Configuration
The Notebook Configuration section allows you to set metadata for this notebook's execution environment.
The environment can be broken up into three general categories, as shown in the following diagram:
- Dependencies: the JVM and Python dependencies needed by your code
- Spark Properties: Spark-specific configuration
- Kernel Configuration: other runtime configuration for the Kernel
Dependencies¶
This section provides options for configuring dependencies that should be available when the notebook is executed.
JVM dependencies¶
JVM dependencies can be specified in the familiar
Group, Artifact, Version (or GAV) notation, such
as org.http4s:http4s-core:1.0.0-M16
.
Polynote will resolve and download this dependency, as well as its transitive dependencies, using Coursier. Use the Exclusions section to exclude any pesky transitive dependencies that are causing you problems.
Use the Resolvers section to set up any custom resolvers (e.g., your company's internal resolver). Polynote supports both Maven and Ivy resolvers (the type of resolver can be selected in the dropdown).
Additionally, Polynote supports specifying a URL directly to a jar file - such as file:///home/jars/myCoolLibrary.jar
.
Supported schemas include http
and s3
(if Spark is enabled).
Warning
Note that if you specify a jar directly, Polynote will not resolve any transitive dependencies for this jar.

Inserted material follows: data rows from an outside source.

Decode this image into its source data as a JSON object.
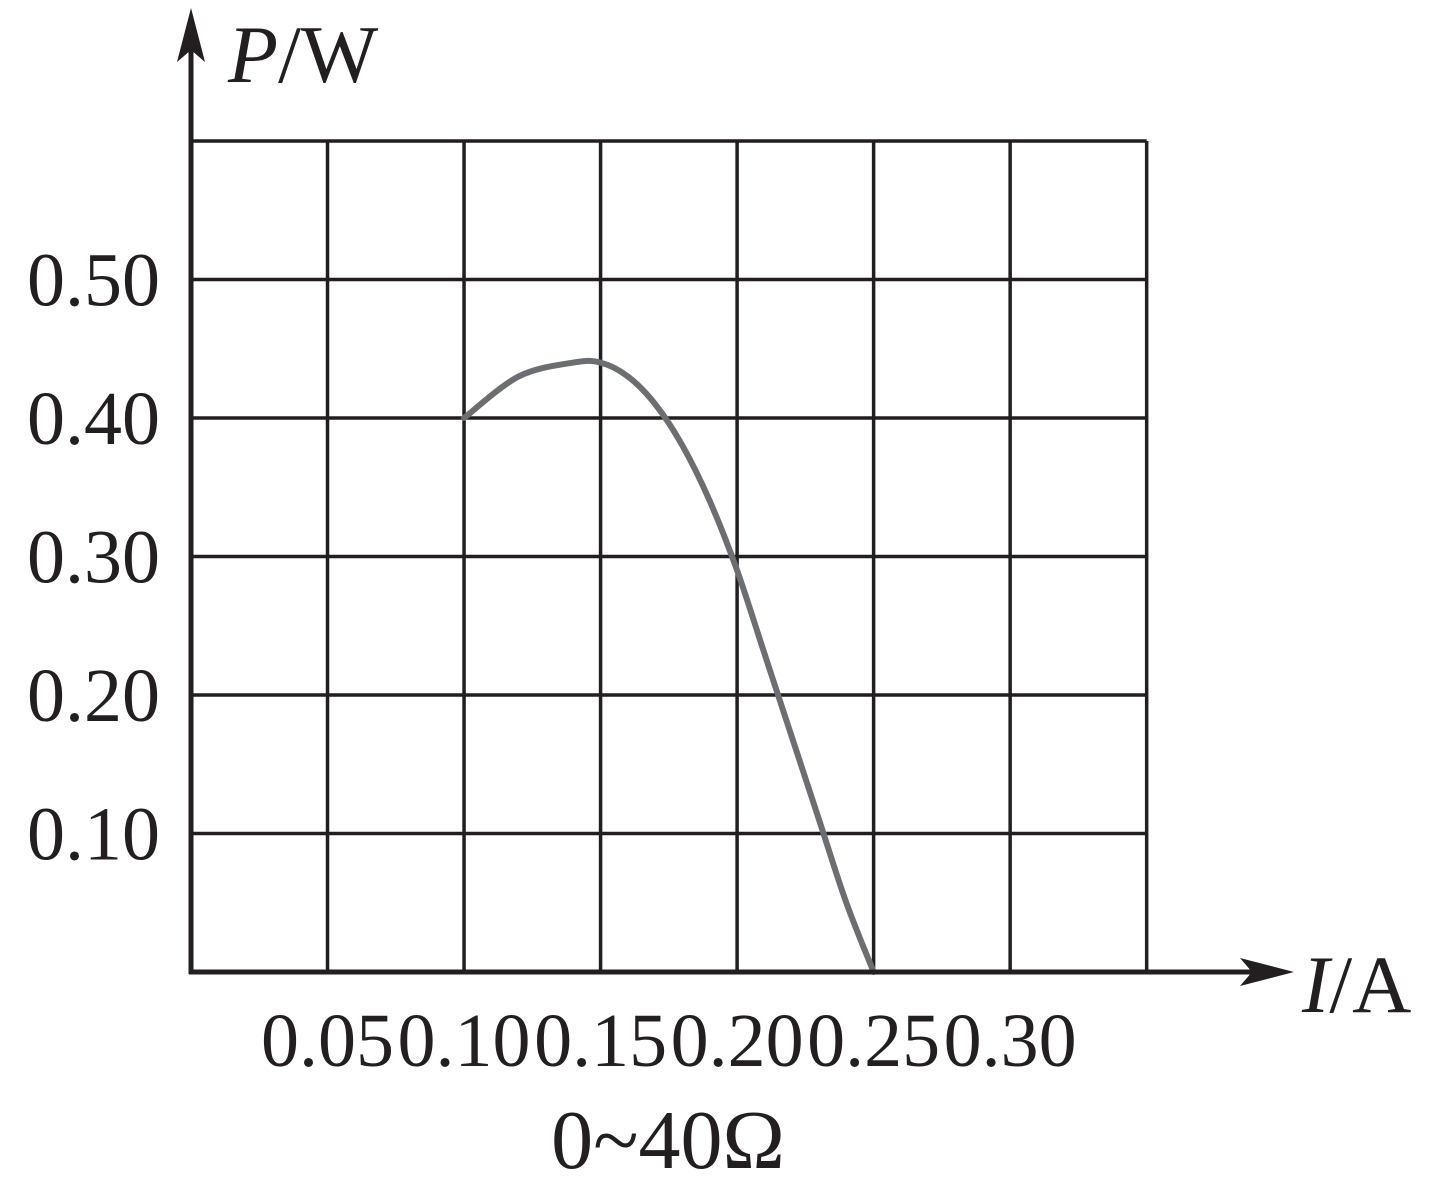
{
  "chart_data": {
    "type": "line",
    "x_label": {
      "symbol": "I",
      "unit": "/A"
    },
    "y_label": {
      "symbol": "P",
      "unit": "/W"
    },
    "xlim": [
      0,
      0.35
    ],
    "ylim": [
      0,
      0.6
    ],
    "x_ticks": [
      0.05,
      0.1,
      0.15,
      0.2,
      0.25,
      0.3
    ],
    "x_tick_labels": [
      "0.05",
      "0.10",
      "0.15",
      "0.20",
      "0.25",
      "0.30"
    ],
    "y_ticks": [
      0.1,
      0.2,
      0.3,
      0.4,
      0.5
    ],
    "y_tick_labels": [
      "0.10",
      "0.20",
      "0.30",
      "0.40",
      "0.50"
    ],
    "grid": true,
    "series": [
      {
        "x": [
          0.1,
          0.12,
          0.14,
          0.15,
          0.16,
          0.17,
          0.18,
          0.19,
          0.2,
          0.21,
          0.22,
          0.23,
          0.24,
          0.25
        ],
        "y": [
          0.4,
          0.43,
          0.44,
          0.44,
          0.43,
          0.41,
          0.38,
          0.34,
          0.29,
          0.23,
          0.17,
          0.11,
          0.05,
          0.0
        ],
        "color": "#6d6e71"
      }
    ],
    "caption": "0~40Ω",
    "colors": {
      "axis": "#231f20",
      "grid": "#231f20",
      "curve": "#6d6e71"
    }
  }
}
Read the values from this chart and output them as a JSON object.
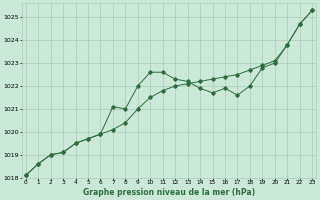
{
  "x": [
    0,
    1,
    2,
    3,
    4,
    5,
    6,
    7,
    8,
    9,
    10,
    11,
    12,
    13,
    14,
    15,
    16,
    17,
    18,
    19,
    20,
    21,
    22,
    23
  ],
  "line1": [
    1018.1,
    1018.6,
    1019.0,
    1019.1,
    1019.5,
    1019.7,
    1019.9,
    1020.1,
    1020.4,
    1021.0,
    1021.5,
    1021.8,
    1022.0,
    1022.1,
    1022.2,
    1022.3,
    1022.4,
    1022.5,
    1022.7,
    1022.9,
    1023.1,
    1023.8,
    1024.7,
    1025.3
  ],
  "line2": [
    1018.1,
    1018.6,
    1019.0,
    1019.1,
    1019.5,
    1019.7,
    1019.9,
    1021.1,
    1021.0,
    1022.0,
    1022.6,
    1022.6,
    1022.3,
    1022.2,
    1021.9,
    1021.7,
    1021.9,
    1021.6,
    1022.0,
    1022.8,
    1023.0,
    1023.8,
    1024.7,
    1025.3
  ],
  "background_color": "#cce8d8",
  "grid_color": "#aaccb8",
  "line_color": "#2d6e3e",
  "ylim_min": 1018,
  "ylim_max": 1025.6,
  "xlabel": "Graphe pression niveau de la mer (hPa)",
  "yticks": [
    1018,
    1019,
    1020,
    1021,
    1022,
    1023,
    1024,
    1025
  ],
  "xticks": [
    0,
    1,
    2,
    3,
    4,
    5,
    6,
    7,
    8,
    9,
    10,
    11,
    12,
    13,
    14,
    15,
    16,
    17,
    18,
    19,
    20,
    21,
    22,
    23
  ]
}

In general, we recommend using GAV coordinates if you can.
Python dependencies¶
Similarly, Polynote allows you to specify Python dependencies using anything supported by pip
This means that you can specify pip dependencies by simply naming them, (e.g., requests
), using a version
(requests==2.25.1
), and even a requirement specifier (requests>=2.25
). You can also pass in a file URL, as long as
it's supported by pip.
You can also specify additional pip resolvers (e.g., your company's internal resolver) in the Resolvers section (select
pip
in the dropdown). Polynote just passes the resolver into pip (using
--extra-index-url
), so be sure your
repository URL works with that.
Polynote creates a virtual environment for your notebook when you specify any pip dependencies. See the python documentation for more details.
Dependency Caching¶
By default, Polynote caches JVM dependencies that are specified with URLs, as well as the virtual environment created for your notebook.
You can choose to manually bust the cache by unfolding the Advanced Options pane for your dependency by clicking on the
...
button next to it.
Changing the cache option affects different types of dependencies differently.
- JVM Dependencies
- URL-based dependencies are affected by this setting. If using the cache, Polynote uses the cached file (if present) instead of downloading it again. Conversely, if the cache is disabled for this dependency then Polynote will download the jar anew each time.
- GAV notation dependencies are unaffected by this change (Coursier caches these dependencies itself and we don't expose any way to change that for now)
- Python Dependencies
- Python dependencies are affected by this setting. Since they share a virtual environment for this notebook, bypassing the cache for any Python dependency will bust the cache for all Python dependencies, since this is implmemented as a simple deletion and recreation of the virtual environment.
Feedback requested
If these restrictions are inconvenient for you, please let us know and we can look into improving this feature.
Spark¶
There are two complementary ways to specify Spark properties.
Spark Templates
are sets of related configuration that can be defined in the Server ConfigurationSpark Properties
are key-value pairs that Polynote will insert into the Spark configuration.
For more details on using Spark with Polynote, check out the Spark documentation
Kernel¶
The Kernel configuration contains some miscellaneous configuration that affect the runtime environment of the Kernel.
First, the Scala version can be set (independently of the version running on the server). Currently, only 2.11 and 2.12 are supported (since those are the versions supported by Spark).
Warning
The Scala version you select must match that of your Spark installation. If you're unsure what that is, just leave
it as Default
and Polynote will take care of it for you!
In the second section, you can also add Environment Variables that will be made available to the Kernel process.
Finally, in the last section you can add any additional JVM Arguments that Polynote will set when it launches the Kernel process.